Bias in some parameters but not all from simulated data

Hello,

I uploaded two covariates in file test_rstan_2.txt (header, covariates in columns, one row per time point):
test_rstan_2_data.txt (1.8 KB)

I combined these covariates in the vector q (one value per time point) and then I simulated data like this dat = cumul(q) + noise. I want to estimate three parameters: two used to compute q from the covariates, the third being the error stdev. Only a subset of all time points are used for inference.

Here is the function generating q from the covariates:

M77 <- function(x, params){
  ## extract data
  PAR <- x$PAR
  LAI <- x$LAI
  plantDensity <- x$plantDensity
  epsilon_PAR <- x$epsilon_PAR
  ## extract parameters
  k_B <- params$k_B
  RUE <- params$RUE
  ## compute biomass
 q <- ((PAR * epsilon_PAR) / plantDensity) *
    (1 - exp(-k_B * LAI)) *
    RUE
  return(cumsum(q))
}

Here is how I simulated the data with R:

set.seed(1234)
tmp <- read.table("test_rstan_2_data.txt", header=TRUE, sep="\t")
covars <- list("T"=nrow(tmp), "PAR"=tmp$PAR, "LAI"=tmp$LAI,
               "plantDensity"=160, "epsilon_PAR"=0.95)
true_params <- list("k_B"=0.59, "RUE"=2.8, "sigma_e2"=0.1)
cumulq <- M77(x=covars, params=true_params)
dat <- abs(rnorm(n=length(cumulq),
                 mean=cumulq,
                 sd=sqrt(true_params$sigma_e2)))
length(sub_idx <- seq(1, length(cumulq), by=15))
plot(1:covars$T, dat, type="b", las=1, col="darkgrey")
points(sub_idx, dat[sub_idx], col="red", pch=19)

Here is Stan’s code:

functions {
  vector M77(int T, vector PAR, vector LAI, int plantDensity, real epsilon_PAR,
             real k_B, real RUE){
    vector[T] q;
    q = ((PAR * epsilon_PAR) / plantDensity) .* (1 - exp(-k_B * LAI)) * RUE;
    return cumulative_sum(q);
  }
}

data {
  int<lower=1> T;
  int<lower=1> plantDensity;
  real<lower=0,upper=1> epsilon_PAR;
  vector[T] PAR;
  vector[T] LAI;
  real<lower=0> y[T];
}

parameters {
  real<lower=0,upper=1> k_B;
  real<lower=0> RUE;
  real<lower=0> sigma_e;
}

model {
  vector[T] q;
  k_B ~ normal(0.5, 0.5);
  RUE ~ normal(2.5, 0.5);
  sigma_e ~ cauchy(0, 0.1);
  q = M77(T, PAR, LAI, plantDensity, epsilon_PAR, k_B, RUE);
  y ~ normal(q, sigma_e);
}

I saved it into a character variable and then into a file:

modelName <- "M77"
stanF <- paste0(modelName, ".stan")
write(stan_code, stanF)

Then it compiled successfully:

library(rstan)
cm <- stanc(file=stanF, model_name=modelName)
sm <- stan_model(stanc_ret=cm)

Sampling worked well (n_eff above 1500 for all three parameters):

stan_dat <- list("T"=length(sub_idx), "PAR"=covars$PAR[sub_idx],
                 "LAI"=covars$LAI[sub_idx],
                 "plantDensity"=160, "epsilon_PAR"=0.95,
                 "y"=dat[sub_idx])
fit <- sampling(sm, data=stan_dat,
                warmup=500, iter=1000, chains=4, cores=4, thin=1)
fit

Confirmed when looking at the trace plots:

traceplot(fit, pars=c("k_B")) + geom_hline(yintercept=true_params$k_B)
traceplot(fit, pars=c("RUE")) + geom_hline(yintercept=true_params$RUE)
traceplot(fit, pars=c("sigma_e")) + geom_hline(yintercept=sqrt(true_params$sigma_e2))

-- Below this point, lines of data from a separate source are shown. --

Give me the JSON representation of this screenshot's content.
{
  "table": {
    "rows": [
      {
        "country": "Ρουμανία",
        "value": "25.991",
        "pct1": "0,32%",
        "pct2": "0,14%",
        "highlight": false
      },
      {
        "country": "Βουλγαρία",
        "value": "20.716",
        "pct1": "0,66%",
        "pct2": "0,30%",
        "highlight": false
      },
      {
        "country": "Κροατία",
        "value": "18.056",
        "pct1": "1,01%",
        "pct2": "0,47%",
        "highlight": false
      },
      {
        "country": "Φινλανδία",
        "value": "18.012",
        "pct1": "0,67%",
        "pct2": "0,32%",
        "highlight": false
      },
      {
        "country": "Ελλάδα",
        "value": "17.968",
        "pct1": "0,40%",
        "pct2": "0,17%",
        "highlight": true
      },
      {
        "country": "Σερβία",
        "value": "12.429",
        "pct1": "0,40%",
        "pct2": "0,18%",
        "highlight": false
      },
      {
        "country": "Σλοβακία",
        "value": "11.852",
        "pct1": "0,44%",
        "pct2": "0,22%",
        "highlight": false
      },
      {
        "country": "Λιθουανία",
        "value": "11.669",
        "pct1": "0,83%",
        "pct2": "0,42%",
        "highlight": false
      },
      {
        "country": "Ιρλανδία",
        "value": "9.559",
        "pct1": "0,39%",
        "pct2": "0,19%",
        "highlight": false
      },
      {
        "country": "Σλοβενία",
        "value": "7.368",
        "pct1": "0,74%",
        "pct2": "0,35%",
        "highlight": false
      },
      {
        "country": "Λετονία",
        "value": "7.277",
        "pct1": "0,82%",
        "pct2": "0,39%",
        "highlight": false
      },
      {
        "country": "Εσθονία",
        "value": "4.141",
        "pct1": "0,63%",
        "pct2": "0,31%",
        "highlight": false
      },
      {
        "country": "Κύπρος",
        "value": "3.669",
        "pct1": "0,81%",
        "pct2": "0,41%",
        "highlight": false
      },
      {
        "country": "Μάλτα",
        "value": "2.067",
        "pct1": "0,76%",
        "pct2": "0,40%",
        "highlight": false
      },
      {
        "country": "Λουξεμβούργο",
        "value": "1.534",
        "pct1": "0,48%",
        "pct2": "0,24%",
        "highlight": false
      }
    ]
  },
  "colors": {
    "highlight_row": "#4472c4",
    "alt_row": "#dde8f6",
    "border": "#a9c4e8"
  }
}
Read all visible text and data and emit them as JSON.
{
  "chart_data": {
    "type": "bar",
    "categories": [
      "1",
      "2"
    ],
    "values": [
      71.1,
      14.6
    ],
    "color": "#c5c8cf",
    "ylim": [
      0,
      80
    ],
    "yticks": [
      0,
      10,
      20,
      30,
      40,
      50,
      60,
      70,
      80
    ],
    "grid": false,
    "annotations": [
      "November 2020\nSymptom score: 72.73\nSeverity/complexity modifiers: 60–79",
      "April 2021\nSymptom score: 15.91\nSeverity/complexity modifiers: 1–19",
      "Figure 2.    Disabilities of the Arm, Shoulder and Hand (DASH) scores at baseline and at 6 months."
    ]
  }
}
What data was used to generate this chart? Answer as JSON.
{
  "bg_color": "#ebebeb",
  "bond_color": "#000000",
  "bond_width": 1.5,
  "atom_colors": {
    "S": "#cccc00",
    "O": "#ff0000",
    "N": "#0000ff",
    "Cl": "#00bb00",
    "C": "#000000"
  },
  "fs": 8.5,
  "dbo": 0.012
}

The parameters k_B and RUE are well estimated.
However, sigma_e is systematically over-estimated: its posterior mean is around 5 whereas the true value used to simulate the data is \sqrt(0.1).
Is it expected? Should I change something?

Thanks in advance!

Is there a reason for that Cauchy prior on the standard deviation ? What happens if you use a half standard normal?

I used this prior following Gelman (Bayesian Analysis, 2006), in an attempt to be weakly informative.

With sigma_e ~ normal(0, 0.3);, the posterior mean of sigma_e is lower, around 2.3, but it’s still way higher than the true value.

Variances are not exactly the easiest things to estimate. To truly speak of bias, you would need to run this experiment a few times, with different seeds and then compute the bias directly. Everything I am saying is conditional on there being no bugs on your code, which I’m unfortunately not able to run at the moment.